Light, Fourier Transforms, Spherical Harmonics Mathematically, I'm having trouble understanding where we can use what with light. I read somewhere on this site that Huygen's Principle is effectively just taking an expansion of a wave onto the spherical harmonics, (Is Huygen's Principle Axiomatic? comment by gatsu) and on another on of my question, I was told that the image produced from a lens is some how related to a fourier transform of the incoming light. That answer is here: Why can't we perfectly focus light-abberations aside
So my question is, why are these two ideas appropriate for light? What is the general statement for either of these? Does the fourier transform always have some relation with lenses, and why does an expansion on the spherical harmonics have a name, is it a fundamental quality of light?

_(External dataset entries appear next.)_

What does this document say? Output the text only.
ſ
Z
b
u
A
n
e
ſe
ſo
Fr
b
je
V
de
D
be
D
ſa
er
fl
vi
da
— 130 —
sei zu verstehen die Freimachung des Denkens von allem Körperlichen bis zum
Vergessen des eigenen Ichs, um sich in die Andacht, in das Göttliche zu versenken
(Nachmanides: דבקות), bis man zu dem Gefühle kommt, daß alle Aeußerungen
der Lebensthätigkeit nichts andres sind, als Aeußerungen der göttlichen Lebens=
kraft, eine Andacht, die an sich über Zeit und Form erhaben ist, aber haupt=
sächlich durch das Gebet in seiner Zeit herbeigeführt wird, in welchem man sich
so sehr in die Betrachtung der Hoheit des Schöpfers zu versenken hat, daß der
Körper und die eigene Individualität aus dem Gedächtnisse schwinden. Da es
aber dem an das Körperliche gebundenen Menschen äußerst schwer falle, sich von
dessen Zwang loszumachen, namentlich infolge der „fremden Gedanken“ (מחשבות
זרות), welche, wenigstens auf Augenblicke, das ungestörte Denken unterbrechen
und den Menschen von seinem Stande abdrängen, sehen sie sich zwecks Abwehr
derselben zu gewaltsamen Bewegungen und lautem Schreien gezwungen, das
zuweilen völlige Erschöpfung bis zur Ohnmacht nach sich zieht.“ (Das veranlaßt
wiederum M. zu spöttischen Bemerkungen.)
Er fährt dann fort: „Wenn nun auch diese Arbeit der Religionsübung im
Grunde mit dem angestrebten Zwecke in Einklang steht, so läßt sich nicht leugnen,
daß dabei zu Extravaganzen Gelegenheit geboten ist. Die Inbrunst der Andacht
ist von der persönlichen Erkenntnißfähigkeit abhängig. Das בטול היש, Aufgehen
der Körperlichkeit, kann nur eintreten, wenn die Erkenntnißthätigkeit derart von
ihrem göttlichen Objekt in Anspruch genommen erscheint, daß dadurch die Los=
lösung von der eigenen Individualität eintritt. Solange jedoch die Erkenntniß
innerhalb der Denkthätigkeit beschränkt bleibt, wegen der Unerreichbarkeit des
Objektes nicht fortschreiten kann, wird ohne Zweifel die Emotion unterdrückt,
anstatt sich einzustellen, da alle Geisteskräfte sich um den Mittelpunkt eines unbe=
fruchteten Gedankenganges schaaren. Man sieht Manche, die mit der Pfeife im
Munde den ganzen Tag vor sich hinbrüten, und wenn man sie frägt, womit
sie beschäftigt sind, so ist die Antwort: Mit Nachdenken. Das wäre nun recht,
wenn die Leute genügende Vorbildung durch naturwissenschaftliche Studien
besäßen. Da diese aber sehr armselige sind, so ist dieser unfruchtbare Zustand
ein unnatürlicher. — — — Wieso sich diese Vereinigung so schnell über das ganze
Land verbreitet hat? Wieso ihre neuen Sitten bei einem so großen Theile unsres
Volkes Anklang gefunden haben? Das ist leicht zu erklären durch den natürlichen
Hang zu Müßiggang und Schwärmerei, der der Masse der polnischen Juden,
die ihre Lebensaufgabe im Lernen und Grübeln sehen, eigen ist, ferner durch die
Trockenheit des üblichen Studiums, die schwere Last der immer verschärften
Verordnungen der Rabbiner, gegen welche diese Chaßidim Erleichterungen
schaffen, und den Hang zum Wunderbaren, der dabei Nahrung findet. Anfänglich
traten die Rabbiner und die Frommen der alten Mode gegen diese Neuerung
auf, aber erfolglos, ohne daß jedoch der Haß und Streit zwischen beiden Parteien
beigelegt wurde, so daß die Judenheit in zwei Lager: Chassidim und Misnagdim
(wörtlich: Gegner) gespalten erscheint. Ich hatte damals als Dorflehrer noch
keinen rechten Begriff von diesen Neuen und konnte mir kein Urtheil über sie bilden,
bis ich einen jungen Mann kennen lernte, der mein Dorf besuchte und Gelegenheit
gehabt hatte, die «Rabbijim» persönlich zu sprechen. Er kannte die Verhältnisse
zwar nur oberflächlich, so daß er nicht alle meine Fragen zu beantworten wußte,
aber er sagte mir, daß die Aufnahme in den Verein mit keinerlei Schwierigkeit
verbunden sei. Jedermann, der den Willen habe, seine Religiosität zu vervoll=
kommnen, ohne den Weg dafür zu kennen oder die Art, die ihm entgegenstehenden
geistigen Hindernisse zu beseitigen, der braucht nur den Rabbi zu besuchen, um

 A: It is not a fundamental quality of light so much as it is a fundamental quality of anything that can be modelled as a wave.  The easiest illustration of this is diffraction by a single slit (this could be diffraction of light sound or any other wave).  So if we have plane waves arriving at the slit and we look at any point, P, beyond the slit we can think of the waves arriving at P as a sum of waves arriving from every point within the slit.  Let us indicate each point "along" the slit by its distance from one side of the slit, $x$.  The width of the slit is $a$ so $x$ runs from 0 to $a$.  Let $r(x)$ be the optical path length from a point at $x$ to the point P.  So, the contribution by a "piece" of slit at x to the total amplitude at P is
$$dE_P = \frac{E_L dx}{r(x)} \exp \left[ i (kr-\omega t) \right]$$
where $E_L$ is just the amplitude of the plane wave.  Now we can make various approximations to simplify this (many optics texts have a good presentation) but the upshot is that after simplifying how $r$ depends on $x$ and on the location of the point P we get something like
$$E_P \sim \int_0^a e^{ik x} dx$$
where $k$ is an "angular spatial frequency" which emerges from the analysis of the geometry.  The punch line is that we can think of this as
$$E_P \sim \int_{-\infty}^\infty E_A(x) e^{ik x} dx$$
where $E_A(x)$ is the amplitude at the slit as a function of $x$.  For a plain old ordinary slit and waves of uniform intensity falling on it this means $E_A(x)$ is just $E_L$ for $x$ from 0 to $a$ and zero elsewhere.  But look at the structure of the above.  $E_P$ is just the Fourier transform of the spatial dependence of the amplitude at the slit!  The wave "takes the Fourier transform of the shape of the slit" and this is what we see projected on the wall as an interference pattern.  Notice that I never assumed this was light.  It is true of any wave as long as the wavelength is small compared to the slit size.